For those who equate natural with good; "The Black Plague," syphilis, and volcanic eruptions are all natural phenomena.

Cancer programs

GRN163L is a synthetic oligonucleotide comprised of 13 base pairs which was designed to bind the active site of the telomeric RNA. If the active site is is "gummed up" with GRN163L, then the purple 3' end of the telomere can't bind and be extended by 6 new base pairs at a time.

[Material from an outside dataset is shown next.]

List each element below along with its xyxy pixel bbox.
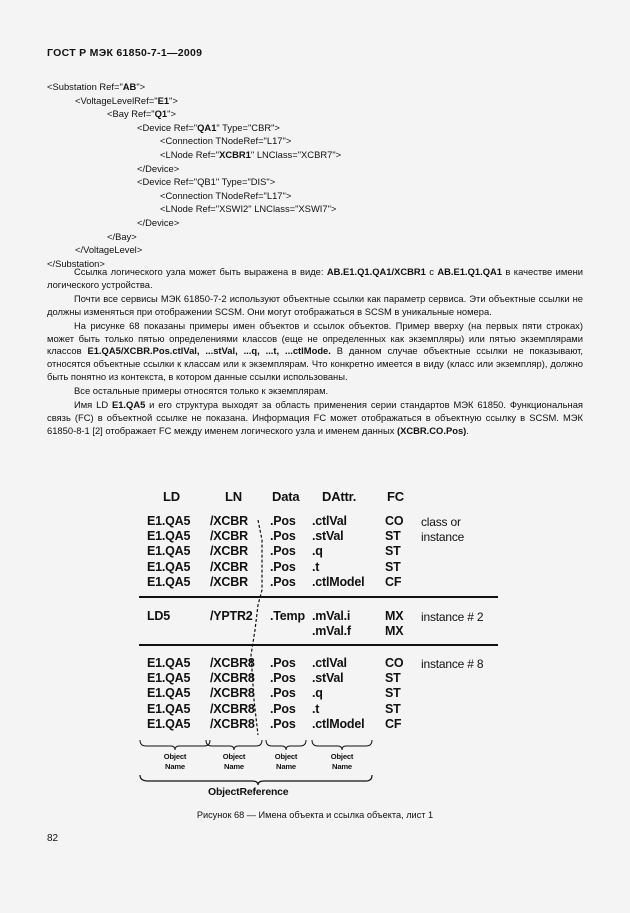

Because over 90% of cancers express telomerase, GRN163L is being tested in a variety of clinical trials against cancer:

Pharma partnerships

Roche Diagnostics

Roche Diagnostics (Roche) is licensed to sell telomerase detection assays for the research-use-only market.

Sienna Cancer Diagnostics

In 2007, Geron granted a license to Sienna Cancer Diagnostics, an Australian company, to develop and commercialize methods other than PCR and ELISA to detect telomerase for in vitro cancer diagnosis. Sienna's lead product in development is a non-invasive assay that utilizes Sienna's proprietary Telomerase Biosensor Technology (TBT) to detect telomerase activity in urine for the diagnosis of bladder cancer. In consideration for the license, Geron received an equity interest in Sienna and are entitled to receive royalties on future product sales.

Merck

In July 2005, Geron entered into a worldwide exclusive research, development and commercialization license agreement with Merck & Co. (Merck), Inc. for cancer vaccines targeting telomerase by methods other than dendritic cell delivery. In addition, Merck acquired an exclusive option to negotiate a separate agreement for our autologous dendritic cell-based telomerase vaccine. On December 31, 2007, Merck's option to Geron's dendritic cell-based vaccine technology expired and Geron retains all product rights for all indications using both autologous and hESC-derived dendritic cells. In December 2007, Merck filed an IND (investigational new drug application) with the FDA to initiate a clinical trial for their cancer vaccine candidate that targets telomerase. In 2008, Merck initiated a Phase I clinical trial of V934/V935, a non-dendritic cell-based cancer vaccine candidate targeting telomerase. The trial will assess the safety, tolerability and immunogenicity of the vaccine candidate in patients with solid tumors, including non-small cell lung cancer and prostate carcinoma.